Abstract Correlations for PVT properties used in chemical flood simulation are frequently written in concentration variables. Therefore, a mixed variable formulation has been proposed to implement chemical flooding option in an existing natural variable simulator. The new formulation results in a straightforward and efficient implementation of published PVT correlations as well as fast convergence. A new three-layer pseudo component framework (i.e., phase – pseudo component – pure component) has been adopted to effectively model a group of pure components that can have the same composition and properties in each phase where it exists while allowing the flexibility of using different variable types on the pure component level, such as phase mole fraction and molar concentration. This ensures the same composition for pseudo component in different phases without introducing extra constraint equations. In our implementation, we use a symmetric binodal curve and tie lines to describe the liquid phase behavior based on the pseudo-component concept. Phase densities and viscosities are computed using correlations with corresponding pseudo-component values and volumetric concentrations. A Corey-type relative permeability model and shear thinning effect on viscosity are also implemented. Furthermore, both cation exchange on surfactant/clay and adsorption of polymer/surfactant on rock are efficiently implemented.

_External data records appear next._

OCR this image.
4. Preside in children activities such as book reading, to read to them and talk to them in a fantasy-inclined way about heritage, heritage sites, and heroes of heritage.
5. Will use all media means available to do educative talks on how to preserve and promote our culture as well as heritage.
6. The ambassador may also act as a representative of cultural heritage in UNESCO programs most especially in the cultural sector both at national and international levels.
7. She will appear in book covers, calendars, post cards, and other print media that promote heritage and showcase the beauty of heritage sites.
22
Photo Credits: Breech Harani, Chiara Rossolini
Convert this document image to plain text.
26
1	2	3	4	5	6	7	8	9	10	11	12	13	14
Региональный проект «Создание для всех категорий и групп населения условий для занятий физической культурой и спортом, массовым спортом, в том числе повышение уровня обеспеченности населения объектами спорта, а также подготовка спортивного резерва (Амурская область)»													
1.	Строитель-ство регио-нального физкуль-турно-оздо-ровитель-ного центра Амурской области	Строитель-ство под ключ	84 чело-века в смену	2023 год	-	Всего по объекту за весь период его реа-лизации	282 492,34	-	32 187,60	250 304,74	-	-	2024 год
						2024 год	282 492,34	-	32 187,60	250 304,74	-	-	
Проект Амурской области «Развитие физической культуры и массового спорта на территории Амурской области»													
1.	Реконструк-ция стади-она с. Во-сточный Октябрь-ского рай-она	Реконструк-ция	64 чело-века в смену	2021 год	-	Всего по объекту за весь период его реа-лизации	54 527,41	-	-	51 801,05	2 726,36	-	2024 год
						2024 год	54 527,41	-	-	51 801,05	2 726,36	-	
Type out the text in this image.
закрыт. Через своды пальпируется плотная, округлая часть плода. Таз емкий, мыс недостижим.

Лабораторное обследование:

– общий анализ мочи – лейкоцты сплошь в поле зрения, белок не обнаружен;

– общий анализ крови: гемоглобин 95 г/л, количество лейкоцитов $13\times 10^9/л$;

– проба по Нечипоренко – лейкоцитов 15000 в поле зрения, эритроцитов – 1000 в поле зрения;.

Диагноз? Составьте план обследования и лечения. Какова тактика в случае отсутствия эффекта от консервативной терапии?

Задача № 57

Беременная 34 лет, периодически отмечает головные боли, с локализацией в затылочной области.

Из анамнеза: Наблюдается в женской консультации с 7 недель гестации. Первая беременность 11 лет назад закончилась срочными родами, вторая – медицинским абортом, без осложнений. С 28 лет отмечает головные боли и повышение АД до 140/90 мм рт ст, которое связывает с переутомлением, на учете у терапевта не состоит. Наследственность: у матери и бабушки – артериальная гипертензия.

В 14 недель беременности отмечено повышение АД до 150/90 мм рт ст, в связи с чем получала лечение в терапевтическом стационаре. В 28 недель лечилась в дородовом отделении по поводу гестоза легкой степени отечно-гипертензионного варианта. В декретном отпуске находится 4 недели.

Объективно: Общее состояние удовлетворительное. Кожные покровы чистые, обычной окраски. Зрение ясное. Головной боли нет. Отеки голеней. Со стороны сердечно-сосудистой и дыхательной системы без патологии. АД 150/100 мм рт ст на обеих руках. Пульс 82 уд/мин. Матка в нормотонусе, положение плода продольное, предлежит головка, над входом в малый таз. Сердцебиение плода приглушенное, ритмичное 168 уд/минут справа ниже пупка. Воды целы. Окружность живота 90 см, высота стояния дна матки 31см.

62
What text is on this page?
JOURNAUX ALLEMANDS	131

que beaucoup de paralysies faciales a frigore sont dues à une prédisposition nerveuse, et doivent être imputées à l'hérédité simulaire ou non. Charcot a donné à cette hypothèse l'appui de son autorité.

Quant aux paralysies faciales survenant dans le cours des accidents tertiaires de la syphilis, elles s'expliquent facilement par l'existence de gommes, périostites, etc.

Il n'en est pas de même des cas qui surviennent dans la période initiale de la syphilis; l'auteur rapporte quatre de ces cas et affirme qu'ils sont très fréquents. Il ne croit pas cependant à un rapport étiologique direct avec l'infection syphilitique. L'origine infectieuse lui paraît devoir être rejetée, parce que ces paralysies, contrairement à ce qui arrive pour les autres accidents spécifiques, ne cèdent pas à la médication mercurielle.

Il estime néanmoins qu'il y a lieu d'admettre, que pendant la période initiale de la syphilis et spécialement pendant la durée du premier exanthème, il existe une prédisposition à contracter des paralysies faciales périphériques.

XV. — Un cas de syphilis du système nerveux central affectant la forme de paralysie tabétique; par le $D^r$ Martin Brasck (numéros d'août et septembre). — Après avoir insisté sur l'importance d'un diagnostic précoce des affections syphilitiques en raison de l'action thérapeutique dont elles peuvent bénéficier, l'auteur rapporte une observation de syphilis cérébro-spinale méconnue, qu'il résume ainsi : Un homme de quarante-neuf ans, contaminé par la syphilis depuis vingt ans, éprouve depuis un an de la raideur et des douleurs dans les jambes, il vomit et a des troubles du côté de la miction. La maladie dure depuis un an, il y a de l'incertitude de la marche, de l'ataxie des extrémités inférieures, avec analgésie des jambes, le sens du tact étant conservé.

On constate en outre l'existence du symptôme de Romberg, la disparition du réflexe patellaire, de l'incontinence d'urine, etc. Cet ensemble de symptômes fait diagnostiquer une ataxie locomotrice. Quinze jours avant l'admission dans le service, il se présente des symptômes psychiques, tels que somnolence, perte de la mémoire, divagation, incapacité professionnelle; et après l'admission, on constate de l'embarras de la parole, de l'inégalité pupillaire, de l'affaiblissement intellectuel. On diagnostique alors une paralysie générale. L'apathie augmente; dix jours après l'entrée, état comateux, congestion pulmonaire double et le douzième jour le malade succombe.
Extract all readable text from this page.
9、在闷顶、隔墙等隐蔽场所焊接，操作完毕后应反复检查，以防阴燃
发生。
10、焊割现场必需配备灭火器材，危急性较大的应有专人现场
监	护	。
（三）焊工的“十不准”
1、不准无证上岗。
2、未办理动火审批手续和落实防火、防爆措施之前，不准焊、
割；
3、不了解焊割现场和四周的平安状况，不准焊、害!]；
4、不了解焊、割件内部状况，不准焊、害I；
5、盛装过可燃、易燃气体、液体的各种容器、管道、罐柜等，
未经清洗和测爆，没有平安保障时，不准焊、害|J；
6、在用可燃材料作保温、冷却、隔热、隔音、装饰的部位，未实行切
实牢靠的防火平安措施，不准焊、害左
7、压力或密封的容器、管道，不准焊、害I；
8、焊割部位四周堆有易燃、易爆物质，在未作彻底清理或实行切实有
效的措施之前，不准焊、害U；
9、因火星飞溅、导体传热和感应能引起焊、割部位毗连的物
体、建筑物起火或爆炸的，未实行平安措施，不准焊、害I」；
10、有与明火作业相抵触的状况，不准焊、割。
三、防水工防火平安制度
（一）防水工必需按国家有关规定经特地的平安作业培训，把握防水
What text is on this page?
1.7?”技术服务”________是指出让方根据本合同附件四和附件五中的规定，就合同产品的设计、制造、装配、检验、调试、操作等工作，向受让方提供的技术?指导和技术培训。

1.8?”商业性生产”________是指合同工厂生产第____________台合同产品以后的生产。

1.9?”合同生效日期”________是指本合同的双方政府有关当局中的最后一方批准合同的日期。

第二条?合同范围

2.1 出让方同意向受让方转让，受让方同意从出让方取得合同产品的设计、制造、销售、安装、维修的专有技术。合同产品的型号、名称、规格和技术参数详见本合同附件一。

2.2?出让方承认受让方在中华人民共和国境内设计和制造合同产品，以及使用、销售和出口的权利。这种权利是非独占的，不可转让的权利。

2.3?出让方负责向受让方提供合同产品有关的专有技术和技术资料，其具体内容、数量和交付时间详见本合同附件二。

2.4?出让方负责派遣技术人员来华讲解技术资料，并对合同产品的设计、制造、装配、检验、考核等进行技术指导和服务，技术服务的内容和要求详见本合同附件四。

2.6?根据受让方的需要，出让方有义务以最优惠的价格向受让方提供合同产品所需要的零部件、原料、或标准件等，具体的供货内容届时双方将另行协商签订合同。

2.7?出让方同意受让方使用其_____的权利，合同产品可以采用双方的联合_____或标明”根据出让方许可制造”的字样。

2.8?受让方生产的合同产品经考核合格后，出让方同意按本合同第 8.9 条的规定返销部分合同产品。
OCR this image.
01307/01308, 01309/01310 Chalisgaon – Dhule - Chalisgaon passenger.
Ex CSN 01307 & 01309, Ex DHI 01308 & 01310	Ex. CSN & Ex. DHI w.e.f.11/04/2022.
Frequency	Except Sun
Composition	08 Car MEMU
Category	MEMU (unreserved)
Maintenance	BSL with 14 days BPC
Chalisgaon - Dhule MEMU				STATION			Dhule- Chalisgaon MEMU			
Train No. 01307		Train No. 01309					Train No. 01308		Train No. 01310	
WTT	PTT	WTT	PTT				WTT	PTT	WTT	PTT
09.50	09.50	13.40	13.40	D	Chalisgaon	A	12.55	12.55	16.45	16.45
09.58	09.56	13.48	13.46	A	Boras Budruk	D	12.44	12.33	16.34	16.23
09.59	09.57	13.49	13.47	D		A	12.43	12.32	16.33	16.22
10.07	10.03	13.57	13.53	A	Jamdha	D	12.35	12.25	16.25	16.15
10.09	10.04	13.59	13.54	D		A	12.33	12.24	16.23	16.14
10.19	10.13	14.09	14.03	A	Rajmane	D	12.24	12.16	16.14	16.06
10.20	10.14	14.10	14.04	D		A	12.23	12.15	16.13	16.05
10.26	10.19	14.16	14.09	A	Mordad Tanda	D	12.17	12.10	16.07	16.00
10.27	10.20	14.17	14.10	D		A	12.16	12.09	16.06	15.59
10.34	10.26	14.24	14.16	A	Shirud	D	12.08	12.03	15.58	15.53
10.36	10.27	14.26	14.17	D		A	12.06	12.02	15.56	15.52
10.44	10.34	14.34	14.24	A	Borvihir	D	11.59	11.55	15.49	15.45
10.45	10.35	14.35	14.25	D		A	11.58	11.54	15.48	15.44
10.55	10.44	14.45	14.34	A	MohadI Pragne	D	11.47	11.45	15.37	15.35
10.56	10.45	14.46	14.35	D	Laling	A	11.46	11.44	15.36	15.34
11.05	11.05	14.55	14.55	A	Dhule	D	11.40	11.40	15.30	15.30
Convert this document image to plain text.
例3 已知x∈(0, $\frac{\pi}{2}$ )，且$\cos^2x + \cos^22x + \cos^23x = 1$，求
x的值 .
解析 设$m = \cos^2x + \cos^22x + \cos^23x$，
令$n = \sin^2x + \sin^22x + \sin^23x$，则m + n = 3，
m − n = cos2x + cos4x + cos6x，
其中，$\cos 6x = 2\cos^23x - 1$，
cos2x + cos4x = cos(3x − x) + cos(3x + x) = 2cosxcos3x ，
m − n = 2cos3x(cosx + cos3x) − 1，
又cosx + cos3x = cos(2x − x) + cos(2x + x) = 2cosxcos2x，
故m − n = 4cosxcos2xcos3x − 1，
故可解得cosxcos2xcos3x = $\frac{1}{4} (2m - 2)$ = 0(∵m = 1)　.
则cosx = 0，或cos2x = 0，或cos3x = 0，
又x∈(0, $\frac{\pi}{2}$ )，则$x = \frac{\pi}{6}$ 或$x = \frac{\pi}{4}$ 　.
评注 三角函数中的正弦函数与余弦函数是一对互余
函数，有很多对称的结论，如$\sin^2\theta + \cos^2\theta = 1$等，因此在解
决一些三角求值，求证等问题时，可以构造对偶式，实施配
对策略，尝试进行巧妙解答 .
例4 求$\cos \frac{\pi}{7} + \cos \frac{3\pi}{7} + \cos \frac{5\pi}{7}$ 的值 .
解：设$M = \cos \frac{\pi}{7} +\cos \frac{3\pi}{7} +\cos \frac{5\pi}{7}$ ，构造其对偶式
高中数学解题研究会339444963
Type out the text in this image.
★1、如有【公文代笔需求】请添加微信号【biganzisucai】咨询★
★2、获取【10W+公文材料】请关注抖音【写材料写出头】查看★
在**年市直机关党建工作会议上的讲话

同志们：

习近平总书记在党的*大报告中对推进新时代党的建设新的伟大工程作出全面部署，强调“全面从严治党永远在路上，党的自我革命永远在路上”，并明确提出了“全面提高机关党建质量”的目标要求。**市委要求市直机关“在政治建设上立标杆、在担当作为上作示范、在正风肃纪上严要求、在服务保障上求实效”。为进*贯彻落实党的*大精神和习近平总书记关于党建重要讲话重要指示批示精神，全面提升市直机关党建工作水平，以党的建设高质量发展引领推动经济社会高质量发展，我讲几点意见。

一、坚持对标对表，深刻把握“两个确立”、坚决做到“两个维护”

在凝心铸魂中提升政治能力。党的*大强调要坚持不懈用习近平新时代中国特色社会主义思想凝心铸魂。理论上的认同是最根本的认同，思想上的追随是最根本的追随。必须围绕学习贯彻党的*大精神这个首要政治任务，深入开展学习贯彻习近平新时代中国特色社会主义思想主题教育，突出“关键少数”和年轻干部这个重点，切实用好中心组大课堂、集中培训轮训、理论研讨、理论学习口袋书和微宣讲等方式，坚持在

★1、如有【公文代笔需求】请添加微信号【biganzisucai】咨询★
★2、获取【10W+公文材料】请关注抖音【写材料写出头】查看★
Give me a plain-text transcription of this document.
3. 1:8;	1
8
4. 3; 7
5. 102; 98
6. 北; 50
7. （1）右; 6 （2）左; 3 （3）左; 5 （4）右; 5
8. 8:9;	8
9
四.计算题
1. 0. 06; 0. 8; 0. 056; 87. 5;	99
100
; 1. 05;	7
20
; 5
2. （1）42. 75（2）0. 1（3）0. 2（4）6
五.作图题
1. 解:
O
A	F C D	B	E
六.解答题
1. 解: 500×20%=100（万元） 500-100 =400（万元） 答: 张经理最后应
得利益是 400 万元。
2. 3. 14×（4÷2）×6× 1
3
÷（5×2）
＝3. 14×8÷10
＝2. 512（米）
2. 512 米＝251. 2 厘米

Our algorithms have been validated against other state-of-the-art chemical flood simulators with both small conceptual test cases and large scale models. A very good agreement in results and a high nonlinear performance have been observed. Mixed natural and concentration variable formulation proposed in this paper is a novel method to implement chemical flood capability in an existing natural variable simulator. The combination of mass and natural variables for surfactant flood simulation into a single formulation is an industry first. Its extensibility and robustness give us confidence for further extensions along these lines.